To be fair, by most accounts the Monkees themselves were victims, not victimizers. Michael Nesmith especially fought to contribute musically. He succeeded somewhat, landing two songs on The Monkees. One is the aforementioned Papa Gene's Blues, a charming country tune with a typically (for Nesmith at least) obtuse title. The other is Sweet Young Thing, a preview of the southern psychedelica Nesmith would start trading in a few albums later. Strangely, it was co-written with legendary composing team Gerry Goffin and Carole King.
Those two were also responsible for one of the album's best songs, Take a Giant Step. Mickey takes the lead and listening now it strikes me how outside-the-box the song is. Yeah it's got a great melody, but that bring-it-down-build-it-up dynamic and the heavy percussion along with a harpsichord give it that little something extra. The album's other highlight is the band's first number one hit, Last Train To Clarksville. It's clearly Byrds-derived, so if Roger McGuinn had written So You Wanna Be a Rock 'N Roll Star about the Monkees no one could really have blamed him.

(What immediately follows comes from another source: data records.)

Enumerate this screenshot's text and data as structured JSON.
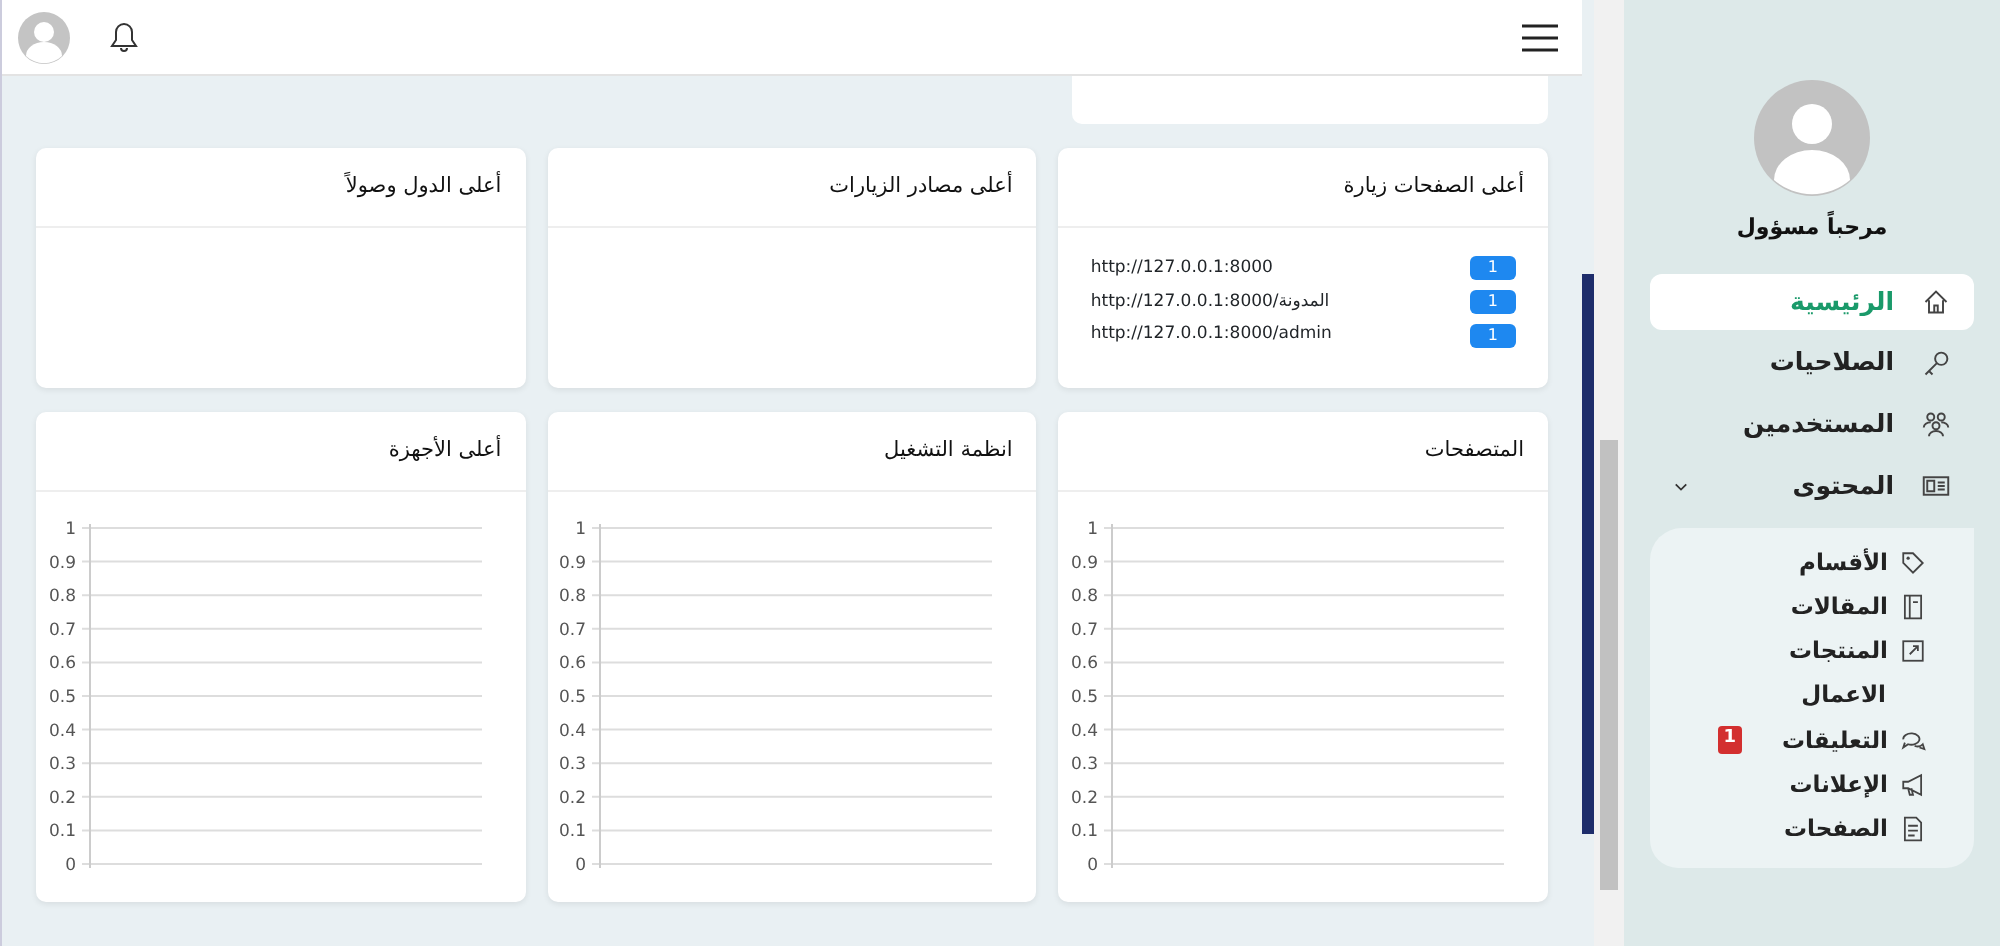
{
  "sidebar": {
    "greeting": "مرحباً مسؤول",
    "items": [
      {
        "label": "الرئيسية",
        "selected": true
      },
      {
        "label": "الصلاحيات",
        "selected": false
      },
      {
        "label": "المستخدمين",
        "selected": false
      },
      {
        "label": "المحتوى",
        "selected": false,
        "expanded": true,
        "children": [
          {
            "label": "الأقسام"
          },
          {
            "label": "المقالات"
          },
          {
            "label": "المنتجات"
          },
          {
            "label": "الاعمال"
          },
          {
            "label": "التعليقات",
            "badge": "1"
          },
          {
            "label": "الإعلانات"
          },
          {
            "label": "الصفحات"
          }
        ]
      }
    ]
  },
  "cards": [
    {
      "title": "أعلى الصفحات زيارة",
      "rows": [
        {
          "url": "http://127.0.0.1:8000",
          "count": "1"
        },
        {
          "url": "http://127.0.0.1:8000/المدونة",
          "count": "1"
        },
        {
          "url": "http://127.0.0.1:8000/admin",
          "count": "1"
        }
      ]
    },
    {
      "title": "أعلى مصادر الزيارات"
    },
    {
      "title": "أعلى الدول وصولاً"
    },
    {
      "title": "المتصفحات",
      "chart_data": {
        "type": "line",
        "grid": true,
        "categories": [
          null,
          null
        ],
        "values": [
          null,
          null
        ],
        "ylim": [
          0,
          1
        ],
        "yticks": [
          0,
          0.1,
          0.2,
          0.3,
          0.4,
          0.5,
          0.6,
          0.7,
          0.8,
          0.9,
          1
        ]
      }
    },
    {
      "title": "انظمة التشغيل",
      "chart_data": {
        "type": "line",
        "grid": true,
        "categories": [
          null,
          null
        ],
        "values": [
          null,
          null
        ],
        "ylim": [
          0,
          1
        ],
        "yticks": [
          0,
          0.1,
          0.2,
          0.3,
          0.4,
          0.5,
          0.6,
          0.7,
          0.8,
          0.9,
          1
        ]
      }
    },
    {
      "title": "أعلى الأجهزة",
      "chart_data": {
        "type": "line",
        "grid": true,
        "categories": [
          null,
          null
        ],
        "values": [
          null,
          null
        ],
        "ylim": [
          0,
          1
        ],
        "yticks": [
          0,
          0.1,
          0.2,
          0.3,
          0.4,
          0.5,
          0.6,
          0.7,
          0.8,
          0.9,
          1
        ]
      }
    }
  ]
}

Other songs don't fare as well. I'll admit my bias now that I am not a huge Davy Jones fan. His songs always seemed just a bit too twee for my tastes. Even so, he does well for himself on The Monkees. I'll Be True To You is a '50s style ballad with a spoken word bit and some pretty harmonies. I Wanna Be Free is similarly prosaic, but still offers an interesting counterpoint to the '60s pop of the rest of the record. However, I have to disagree when liner note writer Andrew Sandoval says, "It may very well be Jones' best recorded performance." No, no way. The sprightly This Just Doesn't Seem To Be My Day is a rockier moment for Jones, though it still comes off as more Herman's Hermits than Rolling Stones. It's a good companion for the earlier, Mickey-sung Tomorrow's Gonna Be Another Day.
The album is rounded out by the shouty Saturday's Child and a groovy stab at a Twist and Shout kind of tune called Let's Dance On. The album's worst song is also its last. Gonna Buy Me a Dog is an inane Boyce and Hart composition which Mickey and Davy didn't take seriously in the studio. Though straightforward versions were recorded, a goofy "madcap" version with the boys bantering and telling Vaudeville jokes while barely keeping up with the song was the one that made the album. It's mildly amusing and captures the boys' personalities well, but doesn't hold up to repeated listens.
Rhino's reissue include three bonus tracks. Two are inessential: I Can't Get Her Off Of My Mind (a shuffling Davy showcase that appeared officially on their third album, Headquarters) and the shortened T.V. version of (Theme from) The Monkees. I Don't Think You Know Me, another Goffin and King tune, is the only real treasure, with with Mike and Mikey sharing lead vocal duties.
So why is The Monkees one of my least favorite album from the group? Maybe it's just that middle level blah. It's not bad enough to inspire the contrarian in me to look for some ironic merit in it. And it's not good enough for the cheerleader in me to rave about. Most bands have an artistic arc to their career. They start out low and build. The Monkees started somewhere in the middle. It would get both better and much worse from here.